You might have read the offer on the 1982 Moselschild I wrote nearly a month ago; to refresh your memory, this is from the same batch from my German broker: “She opened a dusty box of green glass bottles, their chalk-marked codes scrawled decades earlier in the cellar—some still bare without labels, others with fragile ones long since destroyed by humidity. These bottles had never seen the light of day outside the old, dark cellar until just a few months ago, which explains the wine’s uncanny freshness and pale color that almost defies logic.” From those same impeccably stored caches comes another remarkable discovery—an epic 1989 Leo Schwab Auslese from Wehlener Sonnenuhr. A different cellar and a different village than the 1982s, but unmistakably shaped by the same deep-cold, pitch-dark, perfectly still conditions where wine ages at a glacial pace. And it happens to come from a vintage the Mosel’s old guard still speak of with uncomplicated conviction: 1989, a benchmark year of near-perfect conditions, luminous fruit, and balance so precise it borders on inevitable. Pull the cork and everything aligns—the wine is bright, pure, and startlingly well-preserved, a reminder that when Riesling is given the right conditions, time becomes more suggestion than rule. At $59, it’s the kind of discovery that makes you stop for a moment and take stock. Deals like this don’t come often—and maybe won’t again. I have no idea how many of these treasures are still sleeping in cold German cellars, but each one that surfaces feels like it slipped through a crack in time.

The Mosel provides the backdrop: slate slopes climbing sharply from a winding river, villages folded into its bends, vineyards so steep they test your ankles just to look at them. Downstream from the towns of Graach and Wehlen sits Bernkastel-Kues, a place where centuries feel close—timbered houses, narrow lanes, and the deliberate pace of a valley shaped by Riesling for generations. This is home to Weingut Leo Schwab, a family with roots reaching back to 1624, farming the Middle Mosel with a quiet, unadorned approach that has defined the region for centuries. Their wines were never made for global attention; they were made for neighbors, for local tables, for the cellar. That humility—and the unbroken chain of tradition behind it—is partly why bottles like this survive in such pristine condition.
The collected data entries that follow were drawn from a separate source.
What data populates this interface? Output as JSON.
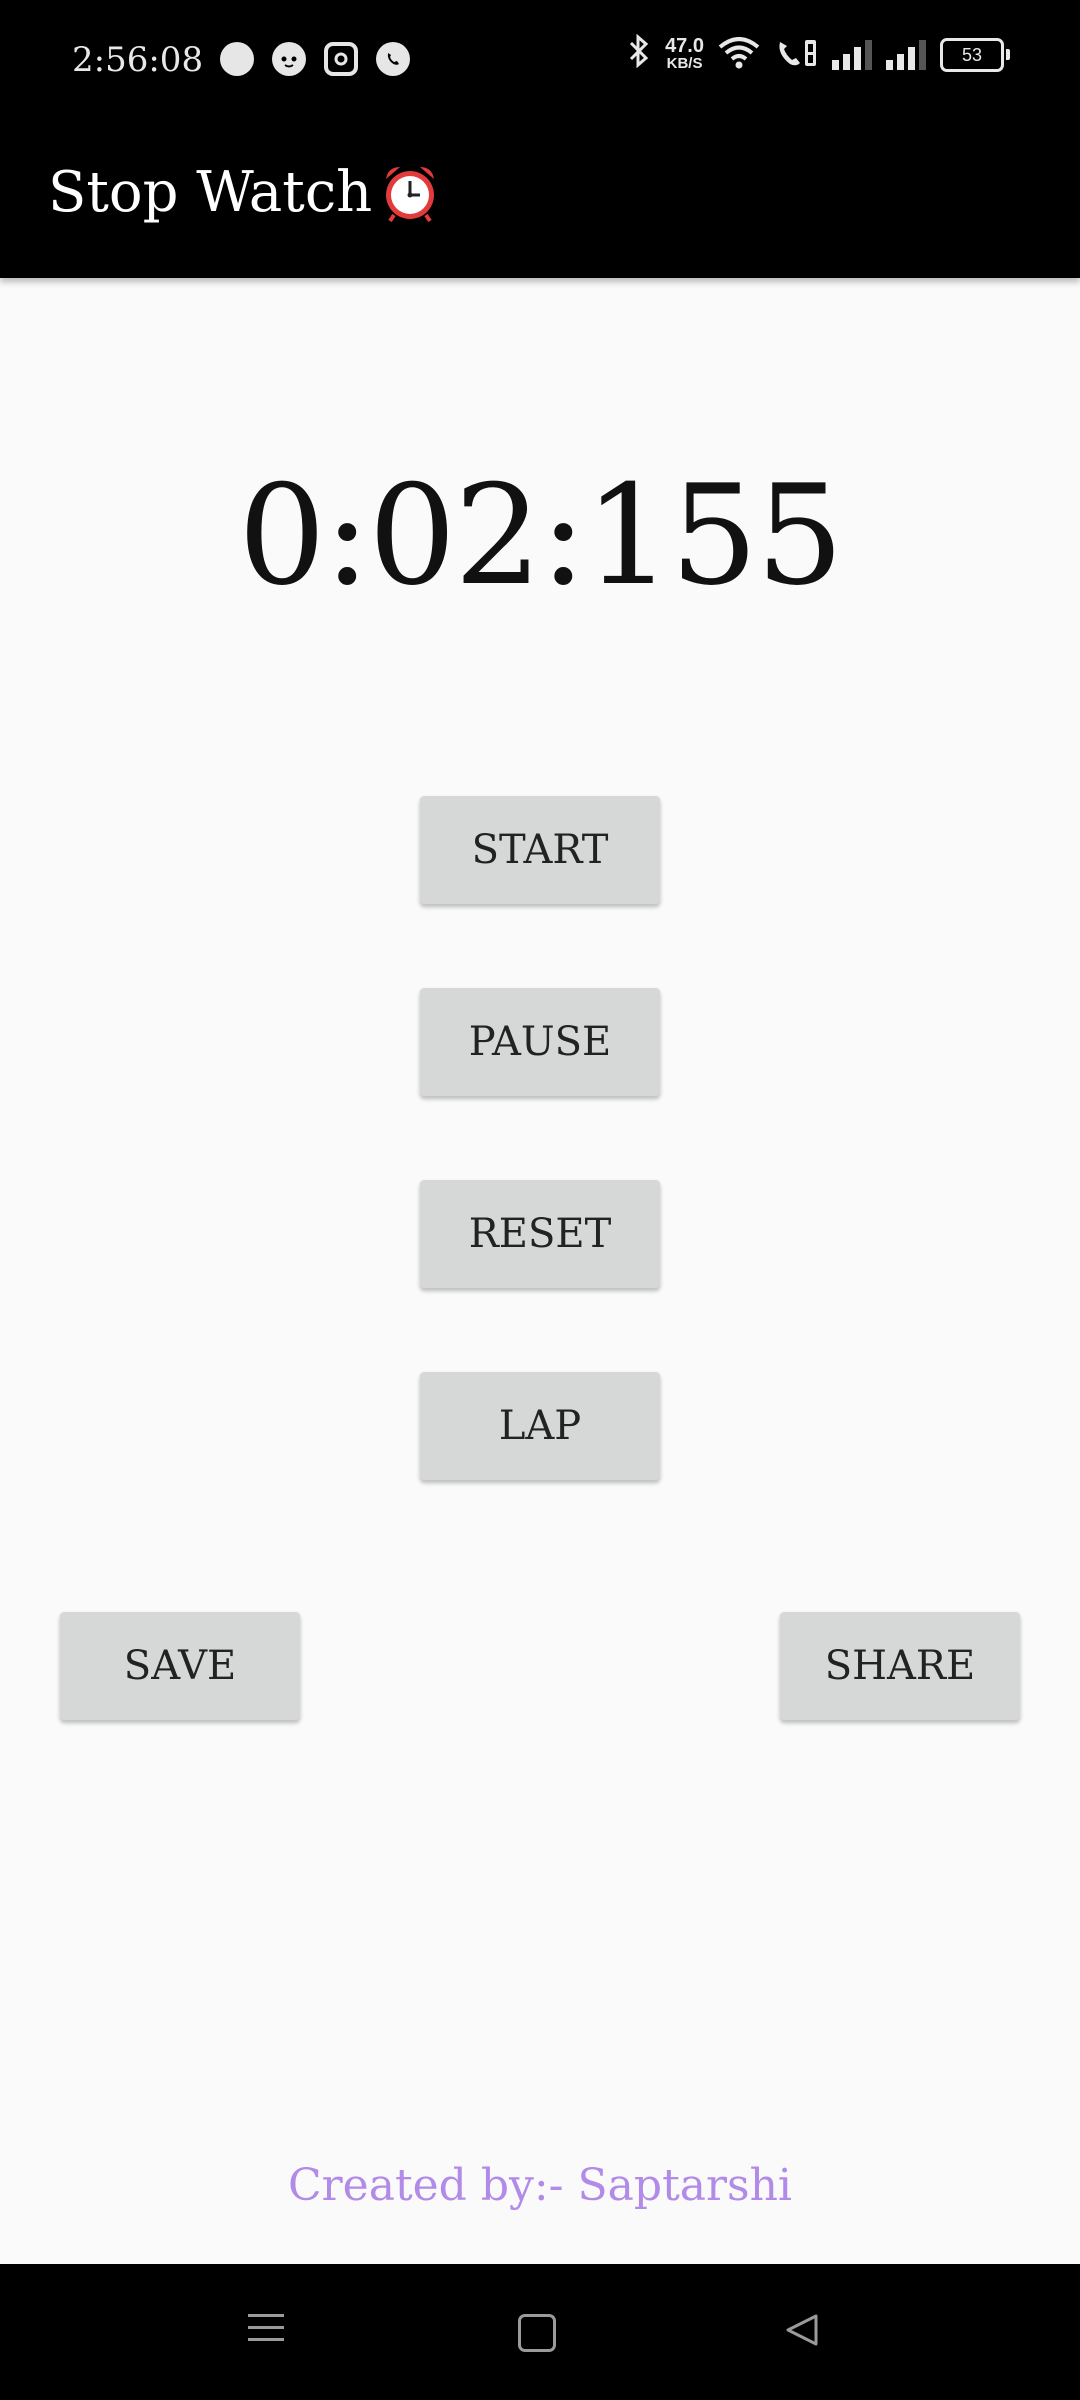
{
  "status_bar": {
    "time": "2:56:08",
    "net_speed_value": "47.0",
    "net_speed_unit": "KB/S",
    "battery_level": "53",
    "notification_icons": [
      "chat-bubble-icon",
      "cat-face-icon",
      "instagram-icon",
      "whatsapp-icon"
    ],
    "system_icons": [
      "bluetooth-icon",
      "wifi-icon",
      "volte-call-icon",
      "signal-icon",
      "signal-icon",
      "battery-icon"
    ]
  },
  "app_bar": {
    "title": "Stop Watch",
    "title_icon": "alarm-clock-icon"
  },
  "timer": {
    "display": "0:02:155"
  },
  "buttons": {
    "start": "START",
    "pause": "PAUSE",
    "reset": "RESET",
    "lap": "LAP",
    "save": "SAVE",
    "share": "SHARE"
  },
  "footer": {
    "credit": "Created by:- Saptarshi"
  },
  "nav_bar": {
    "icons": [
      "menu-icon",
      "home-icon",
      "back-icon"
    ]
  },
  "colors": {
    "bar_background": "#000000",
    "page_background": "#fafafa",
    "button_background": "#d6d7d7",
    "credit_text": "#b28ae8"
  }
}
Wehlener Sonnenuhr is one of the Mosel’s crown-jewel vineyards—a steep, south-facing amphitheater of fractured blue slate that acts like a natural solar dish above the river, capturing warmth and light in a valley where every ray matters. The famous white sundial built into the cliff in 1842 is more than a landmark; it signals a site that ripens Riesling with remarkable consistency and finesse. The combination of pure blue slate, extreme gradients near 70%, and constant airflow yields fruit of pristine clarity: white peach, lime, delicate florals, and that shimmering, crystalline minerality that defines the Middle Mosel. Even at Auslese ripeness, Sonnenuhr wines stay weightless and precise, aging for decades as their sweetness slowly melts into acidity and slate-driven purity—exactly the seamless balance this 1989 captures so beautifully.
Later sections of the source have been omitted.